Dear Snowboarding: Chamonix With Spencer Schubert and Blake Paul

Cole Barash found himself in the French Alps last winter with the blitz! crew, and a selection of photos from those three days never saw the light of day, until now.

Dear Snowboarding: Chamonix With Spencer Schubert and Blake Paul

Cole Barash found himself in the French Alps last winter with the blitz! crew, and a selection of photos from those three days never saw the light of day, until now.

February 18, 2025
Words By Cole Barash

A Mid-Season Trip for blitz!

Chamonix-Mont-Blanc, France

I made these pictures last year on a stopover in Cham while in Europe for another project. Blake, Shoeburt and Colton were posted up filming for blitz!, and it had been a bit since I’d been on a snowboard trip. I decided to go link for three days of shred. It’s interesting as I have now been snowboarding for just about twenty-five years, and have been photographing it since I was twelve. Although not shooting it all the time, like I once was, I feel so grateful when I'm back in it— even just momentarily. I really think about the pictures I want to make while present.
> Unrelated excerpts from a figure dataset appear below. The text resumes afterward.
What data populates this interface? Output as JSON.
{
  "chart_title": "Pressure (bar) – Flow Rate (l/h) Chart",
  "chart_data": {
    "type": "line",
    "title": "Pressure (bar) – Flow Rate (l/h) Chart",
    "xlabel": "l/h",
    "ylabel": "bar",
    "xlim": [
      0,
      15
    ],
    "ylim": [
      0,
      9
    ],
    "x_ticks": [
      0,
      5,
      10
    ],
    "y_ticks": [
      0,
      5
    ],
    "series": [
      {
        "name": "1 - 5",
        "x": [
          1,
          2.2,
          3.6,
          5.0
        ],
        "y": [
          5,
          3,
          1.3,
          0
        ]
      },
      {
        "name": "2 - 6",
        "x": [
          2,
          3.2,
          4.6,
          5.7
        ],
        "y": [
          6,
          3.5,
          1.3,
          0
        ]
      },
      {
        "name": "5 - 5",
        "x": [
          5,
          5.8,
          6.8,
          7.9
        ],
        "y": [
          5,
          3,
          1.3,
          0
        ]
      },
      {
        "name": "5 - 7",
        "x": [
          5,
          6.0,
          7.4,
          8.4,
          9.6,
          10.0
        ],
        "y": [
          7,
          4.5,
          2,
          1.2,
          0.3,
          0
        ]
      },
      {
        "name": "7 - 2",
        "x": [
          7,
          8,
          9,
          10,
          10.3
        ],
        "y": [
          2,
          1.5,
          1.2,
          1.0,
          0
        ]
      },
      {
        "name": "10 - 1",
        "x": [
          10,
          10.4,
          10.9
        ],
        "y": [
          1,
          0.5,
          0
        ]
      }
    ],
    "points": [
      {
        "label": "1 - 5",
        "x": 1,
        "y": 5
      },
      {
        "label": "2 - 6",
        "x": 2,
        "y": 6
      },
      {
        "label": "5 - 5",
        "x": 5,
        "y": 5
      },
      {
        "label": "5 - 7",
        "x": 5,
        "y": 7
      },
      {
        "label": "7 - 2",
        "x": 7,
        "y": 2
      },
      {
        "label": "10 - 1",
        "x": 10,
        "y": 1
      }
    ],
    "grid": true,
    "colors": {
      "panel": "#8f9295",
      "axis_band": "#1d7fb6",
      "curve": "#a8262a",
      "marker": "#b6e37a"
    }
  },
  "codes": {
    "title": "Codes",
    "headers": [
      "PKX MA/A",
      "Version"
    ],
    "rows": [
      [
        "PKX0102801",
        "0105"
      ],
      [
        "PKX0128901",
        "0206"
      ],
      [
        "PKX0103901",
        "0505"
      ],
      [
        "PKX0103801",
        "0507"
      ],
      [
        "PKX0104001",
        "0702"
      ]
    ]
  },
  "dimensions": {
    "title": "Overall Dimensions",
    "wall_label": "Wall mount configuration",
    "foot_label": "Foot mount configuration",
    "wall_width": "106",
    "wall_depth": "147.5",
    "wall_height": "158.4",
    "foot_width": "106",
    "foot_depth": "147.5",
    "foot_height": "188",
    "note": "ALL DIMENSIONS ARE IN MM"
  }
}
More times than not, when I’m shooting, it’s about the approach of what a trip feels like, not just looks like. It’s the in-between moments. The raw exhausted ones, the mini shred ones, the quieter moments of a stranger walking into the cold blue environment with contrastingly beautiful red hair. Pictures that make me want to go snowboarding, or on a trip with a squad. Where and when are the examples of other cultures or ways of life, how do I exist in them?

I’ve never been into (nor that great at) just documenting the peak action. I’ve always been much more interested in the sub0-culture. Specifically in ways that Ari, Mathis, Zacher, and Brunkhart really set early on for me. These are images I made for myself, no brand and logos attached or alternative motives, just photographs I want to contribute to the culture—or perhaps a homage to the heads above.

They are not groundbreaking, they are just honest and consistent in a language I’ve been visually communicating for a long time. They act as small prints I'm sequencing away in one large sketchbook which someday I’ll revisit as a whole. They’re the magnet that keeps me grounded and returning time and time again, every so often at random.